4) Don’t take fuel for granted
Since our return from Malawi, we have had opportunity to further investigate issues of fuel contamination. Separate to the chemical contamination issue (see previous post), we wish to encourage all users of gasoline in remote and rural areas to inspect the containers (jerry cans etc) for condition, before use. As can be seen from the photograph below of fuel tank filters, we encountered rust particles in the fuel of one of our tanks (filter on the left).
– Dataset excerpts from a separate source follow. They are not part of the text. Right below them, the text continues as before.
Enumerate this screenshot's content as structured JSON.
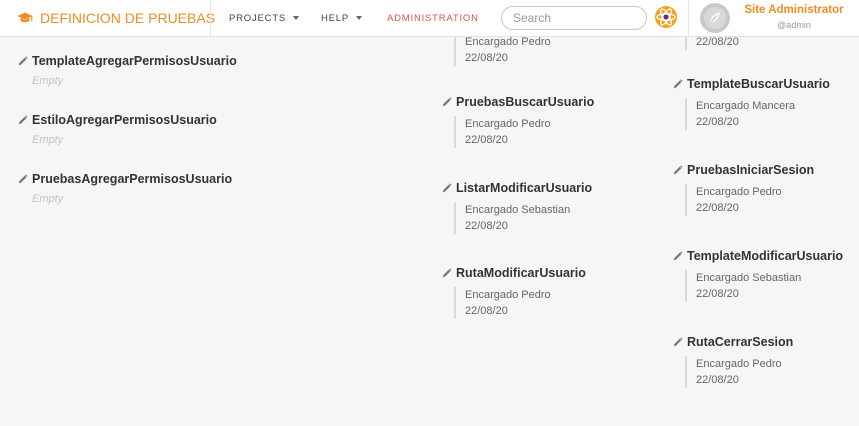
{
  "nav": {
    "brand": "DEFINICION DE PRUEBAS",
    "projects": "PROJECTS",
    "help": "HELP",
    "administration": "ADMINISTRATION",
    "search_placeholder": "Search",
    "user_name": "Site Administrator",
    "user_handle": "@admin",
    "brand_icon": "graduation-cap-icon",
    "logo_icon": "atom-logo-icon",
    "colors": {
      "accent": "#f18d24",
      "admin": "#d9534f"
    }
  },
  "left_items": [
    {
      "title": "TemplateAgregarPermisosUsuario",
      "status": "Empty"
    },
    {
      "title": "EstiloAgregarPermisosUsuario",
      "status": "Empty"
    },
    {
      "title": "PruebasAgregarPermisosUsuario",
      "status": "Empty"
    }
  ],
  "middle_top": {
    "owner": "Encargado Pedro",
    "date": "22/08/20"
  },
  "middle_items": [
    {
      "title": "PruebasBuscarUsuario",
      "owner": "Encargado Pedro",
      "date": "22/08/20"
    },
    {
      "title": "ListarModificarUsuario",
      "owner": "Encargado Sebastian",
      "date": "22/08/20"
    },
    {
      "title": "RutaModificarUsuario",
      "owner": "Encargado Pedro",
      "date": "22/08/20"
    }
  ],
  "right_top": {
    "date": "22/08/20"
  },
  "right_items": [
    {
      "title": "TemplateBuscarUsuario",
      "owner": "Encargado Mancera",
      "date": "22/08/20"
    },
    {
      "title": "PruebasIniciarSesion",
      "owner": "Encargado Pedro",
      "date": "22/08/20"
    },
    {
      "title": "TemplateModificarUsuario",
      "owner": "Encargado Sebastian",
      "date": "22/08/20"
    },
    {
      "title": "RutaCerrarSesion",
      "owner": "Encargado Pedro",
      "date": "22/08/20"
    }
  ]
}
As expected though, the various filters did their jobs and all particulate matter was contained well away from any sensitive areas and did not impact on the performance of our aircraft, but as can be seen — Don’t take anything for granted.…
5) Programme Management and Preparation — work smart and remove dependencies!
As with many regulatory processes that are done for the first time (from both sides), institutional learning can sometimes be a steep curve and will not necessarily a quick process. Regulation at the frontier can be subject to change and adaptation is required at sometimes fairly short notice. We would recommend that because procedures or systems may change or take significantly longer than expected, regulatory and/or approval processes should be decoupled from dependence on each other, as much as possible. It may also be prudent to run parallel approvals / regulatory compliance tracks, with minimised interconnectedness or dependency, so that any delays on one track will have only limited impact on the overall programme.
6) Is more always better?
There is always a difficult balance to strike when it comes to programme length. Longer deployments provide more opportunity for learning as well as being easier to build in a time buffer to compensate for unexpected events. However, deployments will typically have a cost element that grows with duration length. Longer deployments = bigger costs.
This means that time is always precious and there is a temptation to try and pack in as much as possible. It is important to consider carefully the balance between what is programme critical and what is ‘nice to have’. The key issue relates to if any, or indeed how many, nice to have’s have the potential to risk becoming a distraction from the critical elements, and risking the overall programme success. Understanding this and striking the right balance can be a difficult process but certainly have the opportunity to improve the overall project robustness.
7) Be Prepared and Learn from experience
Finally, our last reflection takes its inspiration from the motto of the Scouting movement, ‘Be Prepared’. There is no substitute to careful planning and solid preparation. Not because the plans will always work out exactly as expected or desired, but because the planning and preparation process is in itself beneficial in building strength and robustness.
It builds levels of resource understanding and competence that place the organisation in a stronger position to be more flexible in dealing with the unexpected. By way of example, careful consideration of the spares lists, and the striking of the right balance between ‘playing it safe’ and the scale of the footprint required, can be difficult. It is therefore important to spend enough time to consider the probability and consequences of the spares requirements, against the backdrop of the commercial and logistical footprint of each.